Muchas veces me han formulado la pregunta [para qué la lógica] que encabeza este escrito. Suelo responder de manera positiva y esperanzada que para cocinar unos buenos macarrones, para diseñar cualquier programa de ordenador o por descontado para entender a Platón o a Kant. Pero lo cierto es que al servicio de intenciones menos bondadosas puede ser un instrumento de destrucción masiva; no estoy pensando en psicópatas al estilo del Chigurh de No es país para viejos, no. Pensaba en alguien que, por ejemplo, desease dinamitar desde dentro el sistema educativo (principio de explosión) . Para este fin una mente con auténtico talento lógico podría haber ideado las competencias básicas y muy especialmente la auténtica reina de entre todas las competencias: el aprender a aprender.
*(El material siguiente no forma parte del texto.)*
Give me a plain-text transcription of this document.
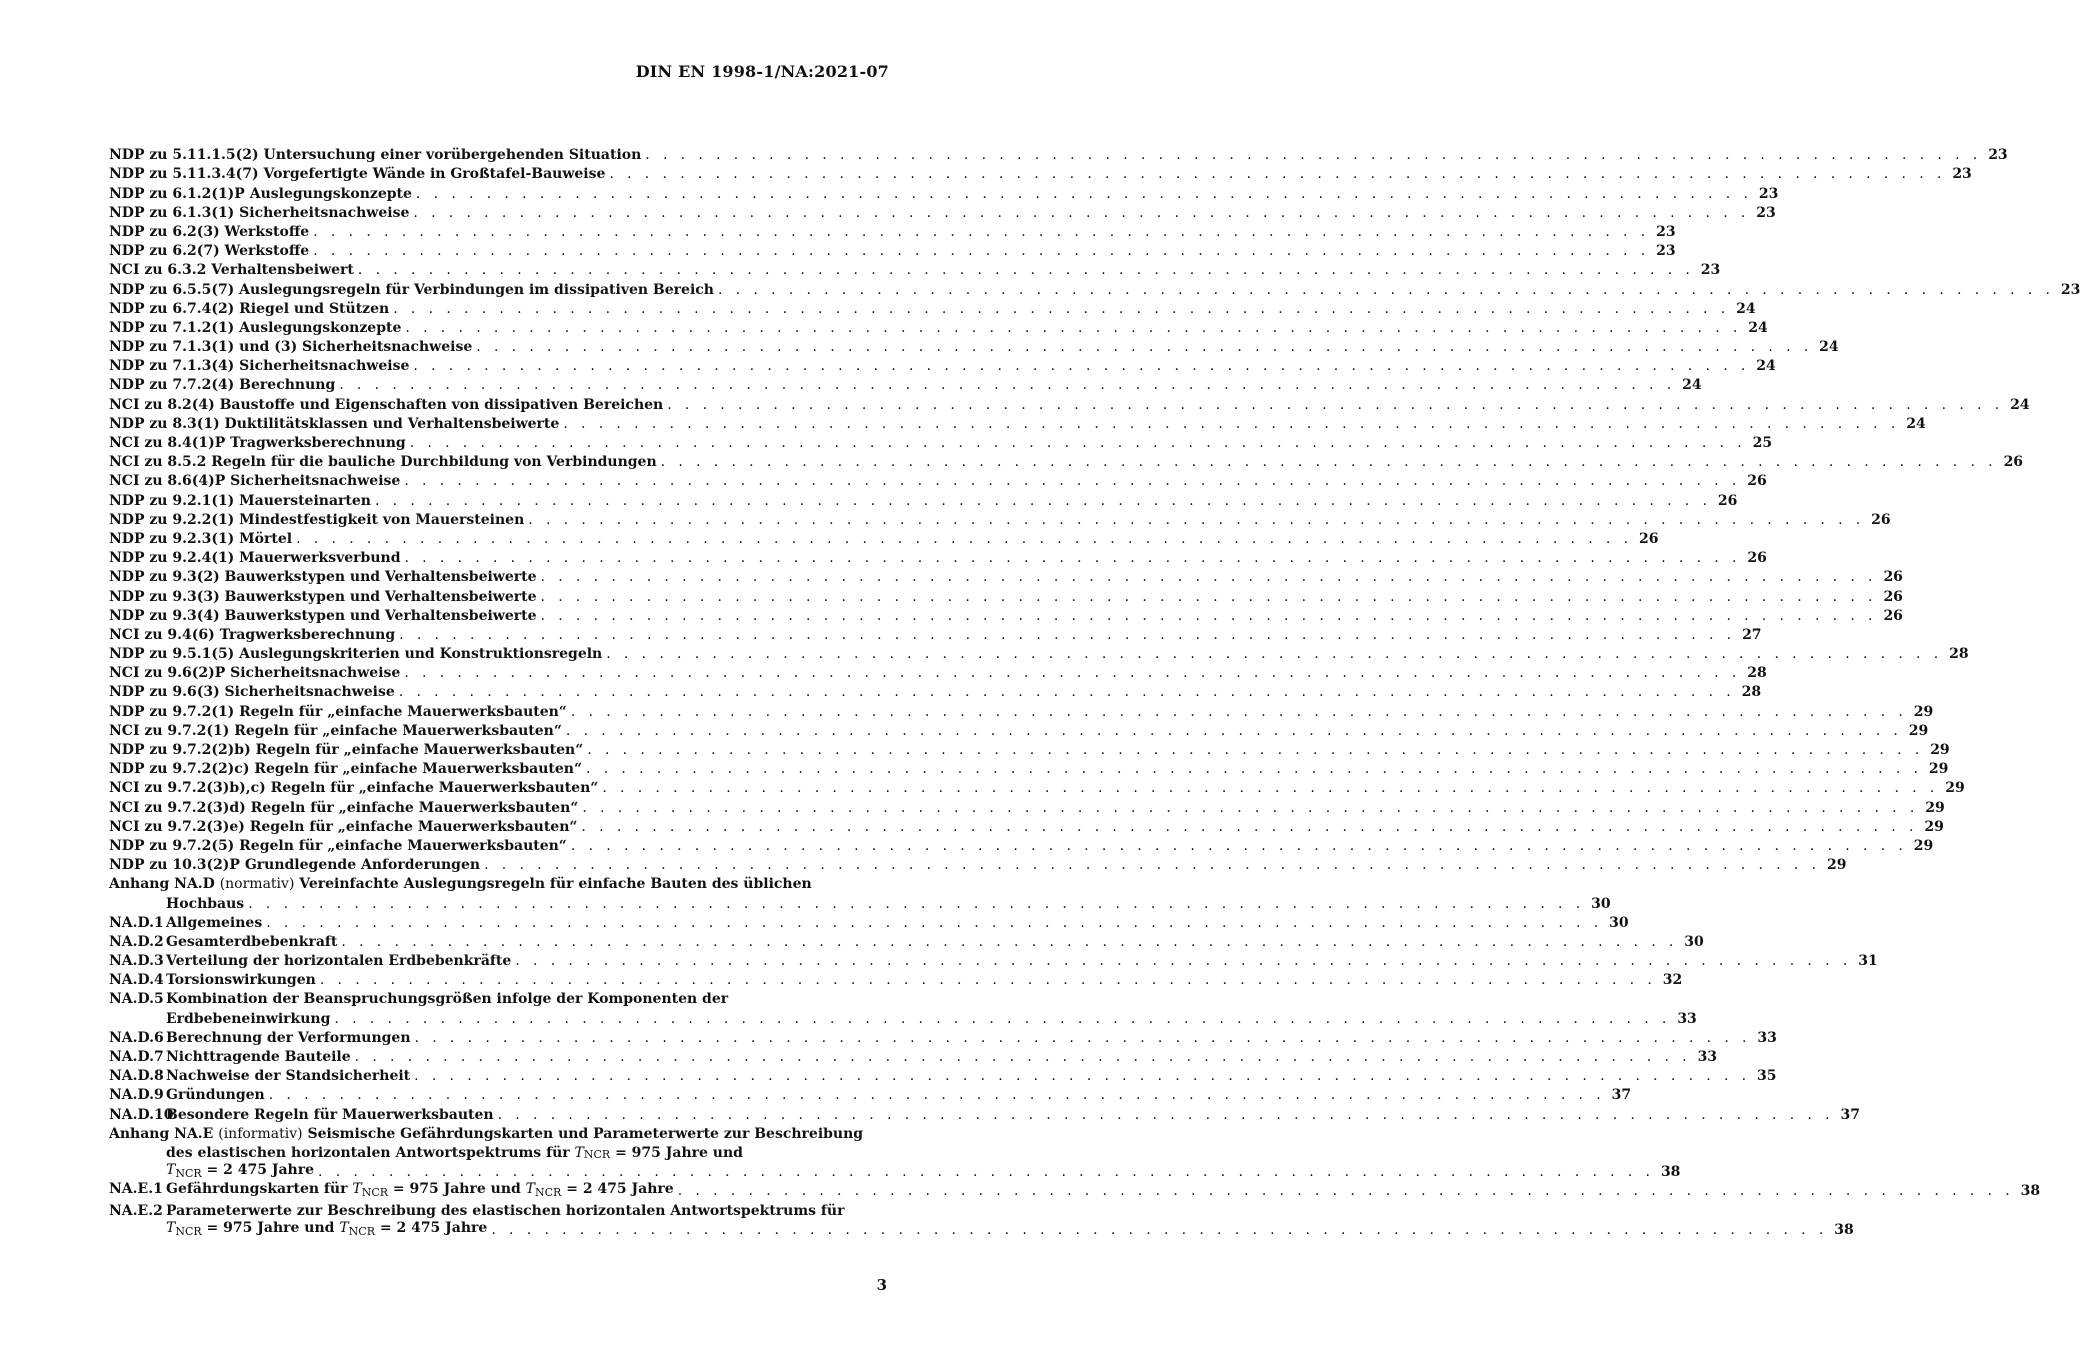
DIN EN 1998-1/NA:2021-07
NDP zu 5.11.1.5(2) Untersuchung einer vorübergehenden Situation . . . . . . . . . . . . . . . . . . . . . . . . . . . . . . . . . . . . . . . . . . . . . . . . . . . . . . . . . . . . . . . . . . . . . . . . . . . . 23
NDP zu 5.11.3.4(7) Vorgefertigte Wände in Großtafel-Bauweise . . . . . . . . . . . . . . . . . . . . . . . . . . . . . . . . . . . . . . . . . . . . . . . . . . . . . . . . . . . . . . . . . . . . . . . . . . . . 23
NDP zu 6.1.2(1)P Auslegungskonzepte . . . . . . . . . . . . . . . . . . . . . . . . . . . . . . . . . . . . . . . . . . . . . . . . . . . . . . . . . . . . . . . . . . . . . . . . . . . . 23
NDP zu 6.1.3(1) Sicherheitsnachweise . . . . . . . . . . . . . . . . . . . . . . . . . . . . . . . . . . . . . . . . . . . . . . . . . . . . . . . . . . . . . . . . . . . . . . . . . . . . 23
NDP zu 6.2(3) Werkstoffe . . . . . . . . . . . . . . . . . . . . . . . . . . . . . . . . . . . . . . . . . . . . . . . . . . . . . . . . . . . . . . . . . . . . . . . . . . . . 23
NDP zu 6.2(7) Werkstoffe . . . . . . . . . . . . . . . . . . . . . . . . . . . . . . . . . . . . . . . . . . . . . . . . . . . . . . . . . . . . . . . . . . . . . . . . . . . . 23
NCI zu 6.3.2 Verhaltensbeiwert . . . . . . . . . . . . . . . . . . . . . . . . . . . . . . . . . . . . . . . . . . . . . . . . . . . . . . . . . . . . . . . . . . . . . . . . . . . . 23
NDP zu 6.5.5(7) Auslegungsregeln für Verbindungen im dissipativen Bereich . . . . . . . . . . . . . . . . . . . . . . . . . . . . . . . . . . . . . . . . . . . . . . . . . . . . . . . . . . . . . . . . . . . . . . . . . . . . 23
NDP zu 6.7.4(2) Riegel und Stützen . . . . . . . . . . . . . . . . . . . . . . . . . . . . . . . . . . . . . . . . . . . . . . . . . . . . . . . . . . . . . . . . . . . . . . . . . . . . 24
NDP zu 7.1.2(1) Auslegungskonzepte . . . . . . . . . . . . . . . . . . . . . . . . . . . . . . . . . . . . . . . . . . . . . . . . . . . . . . . . . . . . . . . . . . . . . . . . . . . . 24
NDP zu 7.1.3(1) und (3) Sicherheitsnachweise . . . . . . . . . . . . . . . . . . . . . . . . . . . . . . . . . . . . . . . . . . . . . . . . . . . . . . . . . . . . . . . . . . . . . . . . . . . . 24
NDP zu 7.1.3(4) Sicherheitsnachweise . . . . . . . . . . . . . . . . . . . . . . . . . . . . . . . . . . . . . . . . . . . . . . . . . . . . . . . . . . . . . . . . . . . . . . . . . . . . 24
NDP zu 7.7.2(4) Berechnung . . . . . . . . . . . . . . . . . . . . . . . . . . . . . . . . . . . . . . . . . . . . . . . . . . . . . . . . . . . . . . . . . . . . . . . . . . . . 24
NCI zu 8.2(4) Baustoffe und Eigenschaften von dissipativen Bereichen . . . . . . . . . . . . . . . . . . . . . . . . . . . . . . . . . . . . . . . . . . . . . . . . . . . . . . . . . . . . . . . . . . . . . . . . . . . . 24
NDP zu 8.3(1) Duktilitätsklassen und Verhaltensbeiwerte . . . . . . . . . . . . . . . . . . . . . . . . . . . . . . . . . . . . . . . . . . . . . . . . . . . . . . . . . . . . . . . . . . . . . . . . . . . . 24
NCI zu 8.4(1)P Tragwerksberechnung . . . . . . . . . . . . . . . . . . . . . . . . . . . . . . . . . . . . . . . . . . . . . . . . . . . . . . . . . . . . . . . . . . . . . . . . . . . . 25
NCI zu 8.5.2 Regeln für die bauliche Durchbildung von Verbindungen . . . . . . . . . . . . . . . . . . . . . . . . . . . . . . . . . . . . . . . . . . . . . . . . . . . . . . . . . . . . . . . . . . . . . . . . . . . . 26
NCI zu 8.6(4)P Sicherheitsnachweise . . . . . . . . . . . . . . . . . . . . . . . . . . . . . . . . . . . . . . . . . . . . . . . . . . . . . . . . . . . . . . . . . . . . . . . . . . . . 26
NDP zu 9.2.1(1) Mauersteinarten . . . . . . . . . . . . . . . . . . . . . . . . . . . . . . . . . . . . . . . . . . . . . . . . . . . . . . . . . . . . . . . . . . . . . . . . . . . . 26
NDP zu 9.2.2(1) Mindestfestigkeit von Mauersteinen . . . . . . . . . . . . . . . . . . . . . . . . . . . . . . . . . . . . . . . . . . . . . . . . . . . . . . . . . . . . . . . . . . . . . . . . . . . . 26
NDP zu 9.2.3(1) Mörtel . . . . . . . . . . . . . . . . . . . . . . . . . . . . . . . . . . . . . . . . . . . . . . . . . . . . . . . . . . . . . . . . . . . . . . . . . . . . 26
NDP zu 9.2.4(1) Mauerwerksverbund . . . . . . . . . . . . . . . . . . . . . . . . . . . . . . . . . . . . . . . . . . . . . . . . . . . . . . . . . . . . . . . . . . . . . . . . . . . . 26
NDP zu 9.3(2) Bauwerkstypen und Verhaltensbeiwerte . . . . . . . . . . . . . . . . . . . . . . . . . . . . . . . . . . . . . . . . . . . . . . . . . . . . . . . . . . . . . . . . . . . . . . . . . . . . 26
NDP zu 9.3(3) Bauwerkstypen und Verhaltensbeiwerte . . . . . . . . . . . . . . . . . . . . . . . . . . . . . . . . . . . . . . . . . . . . . . . . . . . . . . . . . . . . . . . . . . . . . . . . . . . . 26
NDP zu 9.3(4) Bauwerkstypen und Verhaltensbeiwerte . . . . . . . . . . . . . . . . . . . . . . . . . . . . . . . . . . . . . . . . . . . . . . . . . . . . . . . . . . . . . . . . . . . . . . . . . . . . 26
NCI zu 9.4(6) Tragwerksberechnung . . . . . . . . . . . . . . . . . . . . . . . . . . . . . . . . . . . . . . . . . . . . . . . . . . . . . . . . . . . . . . . . . . . . . . . . . . . . 27
NDP zu 9.5.1(5) Auslegungskriterien und Konstruktionsregeln . . . . . . . . . . . . . . . . . . . . . . . . . . . . . . . . . . . . . . . . . . . . . . . . . . . . . . . . . . . . . . . . . . . . . . . . . . . . 28
NCI zu 9.6(2)P Sicherheitsnachweise . . . . . . . . . . . . . . . . . . . . . . . . . . . . . . . . . . . . . . . . . . . . . . . . . . . . . . . . . . . . . . . . . . . . . . . . . . . . 28
NDP zu 9.6(3) Sicherheitsnachweise . . . . . . . . . . . . . . . . . . . . . . . . . . . . . . . . . . . . . . . . . . . . . . . . . . . . . . . . . . . . . . . . . . . . . . . . . . . . 28
NDP zu 9.7.2(1) Regeln für „einfache Mauerwerksbauten“ . . . . . . . . . . . . . . . . . . . . . . . . . . . . . . . . . . . . . . . . . . . . . . . . . . . . . . . . . . . . . . . . . . . . . . . . . . . . 29
NCI zu 9.7.2(1) Regeln für „einfache Mauerwerksbauten“ . . . . . . . . . . . . . . . . . . . . . . . . . . . . . . . . . . . . . . . . . . . . . . . . . . . . . . . . . . . . . . . . . . . . . . . . . . . . 29
NDP zu 9.7.2(2)b) Regeln für „einfache Mauerwerksbauten“ . . . . . . . . . . . . . . . . . . . . . . . . . . . . . . . . . . . . . . . . . . . . . . . . . . . . . . . . . . . . . . . . . . . . . . . . . . . . 29
NDP zu 9.7.2(2)c) Regeln für „einfache Mauerwerksbauten“ . . . . . . . . . . . . . . . . . . . . . . . . . . . . . . . . . . . . . . . . . . . . . . . . . . . . . . . . . . . . . . . . . . . . . . . . . . . . 29
NCI zu 9.7.2(3)b),c) Regeln für „einfache Mauerwerksbauten“ . . . . . . . . . . . . . . . . . . . . . . . . . . . . . . . . . . . . . . . . . . . . . . . . . . . . . . . . . . . . . . . . . . . . . . . . . . . . 29
NCI zu 9.7.2(3)d) Regeln für „einfache Mauerwerksbauten“ . . . . . . . . . . . . . . . . . . . . . . . . . . . . . . . . . . . . . . . . . . . . . . . . . . . . . . . . . . . . . . . . . . . . . . . . . . . . 29
NCI zu 9.7.2(3)e) Regeln für „einfache Mauerwerksbauten“ . . . . . . . . . . . . . . . . . . . . . . . . . . . . . . . . . . . . . . . . . . . . . . . . . . . . . . . . . . . . . . . . . . . . . . . . . . . . 29
NDP zu 9.7.2(5) Regeln für „einfache Mauerwerksbauten“ . . . . . . . . . . . . . . . . . . . . . . . . . . . . . . . . . . . . . . . . . . . . . . . . . . . . . . . . . . . . . . . . . . . . . . . . . . . . 29
NDP zu 10.3(2)P Grundlegende Anforderungen . . . . . . . . . . . . . . . . . . . . . . . . . . . . . . . . . . . . . . . . . . . . . . . . . . . . . . . . . . . . . . . . . . . . . . . . . . . . 29
Anhang
NA.D
(normativ)
Vereinfachte Auslegungsregeln für einfache Bauten des üblichen
Hochbaus . . . . . . . . . . . . . . . . . . . . . . . . . . . . . . . . . . . . . . . . . . . . . . . . . . . . . . . . . . . . . . . . . . . . . . . . . . . . 30
NA.D.1 Allgemeines . . . . . . . . . . . . . . . . . . . . . . . . . . . . . . . . . . . . . . . . . . . . . . . . . . . . . . . . . . . . . . . . . . . . . . . . . . . . 30
NA.D.2 Gesamterdbebenkraft . . . . . . . . . . . . . . . . . . . . . . . . . . . . . . . . . . . . . . . . . . . . . . . . . . . . . . . . . . . . . . . . . . . . . . . . . . . . 30
NA.D.3 Verteilung der horizontalen Erdbebenkräfte . . . . . . . . . . . . . . . . . . . . . . . . . . . . . . . . . . . . . . . . . . . . . . . . . . . . . . . . . . . . . . . . . . . . . . . . . . . . 31
NA.D.4 Torsionswirkungen . . . . . . . . . . . . . . . . . . . . . . . . . . . . . . . . . . . . . . . . . . . . . . . . . . . . . . . . . . . . . . . . . . . . . . . . . . . . 32
NA.D.5 Kombination der Beanspruchungsgrößen infolge der Komponenten der
Erdbebeneinwirkung . . . . . . . . . . . . . . . . . . . . . . . . . . . . . . . . . . . . . . . . . . . . . . . . . . . . . . . . . . . . . . . . . . . . . . . . . . . . 33
NA.D.6 Berechnung der Verformungen . . . . . . . . . . . . . . . . . . . . . . . . . . . . . . . . . . . . . . . . . . . . . . . . . . . . . . . . . . . . . . . . . . . . . . . . . . . . 33
NA.D.7 Nichttragende Bauteile . . . . . . . . . . . . . . . . . . . . . . . . . . . . . . . . . . . . . . . . . . . . . . . . . . . . . . . . . . . . . . . . . . . . . . . . . . . . 33
NA.D.8 Nachweise der Standsicherheit . . . . . . . . . . . . . . . . . . . . . . . . . . . . . . . . . . . . . . . . . . . . . . . . . . . . . . . . . . . . . . . . . . . . . . . . . . . . 35
NA.D.9 Gründungen . . . . . . . . . . . . . . . . . . . . . . . . . . . . . . . . . . . . . . . . . . . . . . . . . . . . . . . . . . . . . . . . . . . . . . . . . . . . 37
NA.D.10Besondere Regeln für Mauerwerksbauten . . . . . . . . . . . . . . . . . . . . . . . . . . . . . . . . . . . . . . . . . . . . . . . . . . . . . . . . . . . . . . . . . . . . . . . . . . . . 37
Anhang
NA.E
(informativ)
Seismische Gefährdungskarten und Parameterwerte zur Beschreibung
des elastischen horizontalen Antwortspektrums für
T NCR
= 975 Jahre und
$T_{NCR} = 2$ 475 Jahre . . . . . . . . . . . . . . . . . . . . . . . . . . . . . . . . . . . . . . . . . . . . . . . . . . . . . . . . . . . . . . . . . . . . . . . . . . . . 38
NA.E.1 Gefährdungskarten für $T_{NCR} = 975$ Jahre und $T_{NCR} = 2$ 475 Jahre . . . . . . . . . . . . . . . . . . . . . . . . . . . . . . . . . . . . . . . . . . . . . . . . . . . . . . . . . . . . . . . . . . . . . . . . . . . . 38
NA.E.2 Parameterwerte zur Beschreibung des elastischen horizontalen Antwortspektrums für
$T_{NCR} = 975$ Jahre und $T_{NCR} = 2$ 475 Jahre . . . . . . . . . . . . . . . . . . . . . . . . . . . . . . . . . . . . . . . . . . . . . . . . . . . . . . . . . . . . . . . . . . . . . . . . . . . . 38
3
La formulación de tal competencia es un tanto sorprendente, pues parecería que la necesidad básica de aprender a aprender haría imposible llegar aprender nada efectivamente, presos de un retorno al infinito vía enseñar a aprender a aprender a enseñar a aprender a aprender… o pedaleando sin fin en la viciosa circularidad de la competencia de marras. Por suerte la personas estamos predispuestas y necesitadas de aprender sin más preámbulos y lo hacemos porque en ello nos va la propia vida; camina o revienta que decía aquel proscrito de la dictadura, aprendemos a hablar, a manipular, a andar, a mentir, aprendemos a calcular, a escribir… Y ahora nos dicen que se debe aprender a aprender, creo que hasta añaden: hay que reinventar el aprender (reinventar, otra palabra explosiva de moda que merece un análisis, reinventar la rueda, la hamburguesa o los pinchos de berenjena… )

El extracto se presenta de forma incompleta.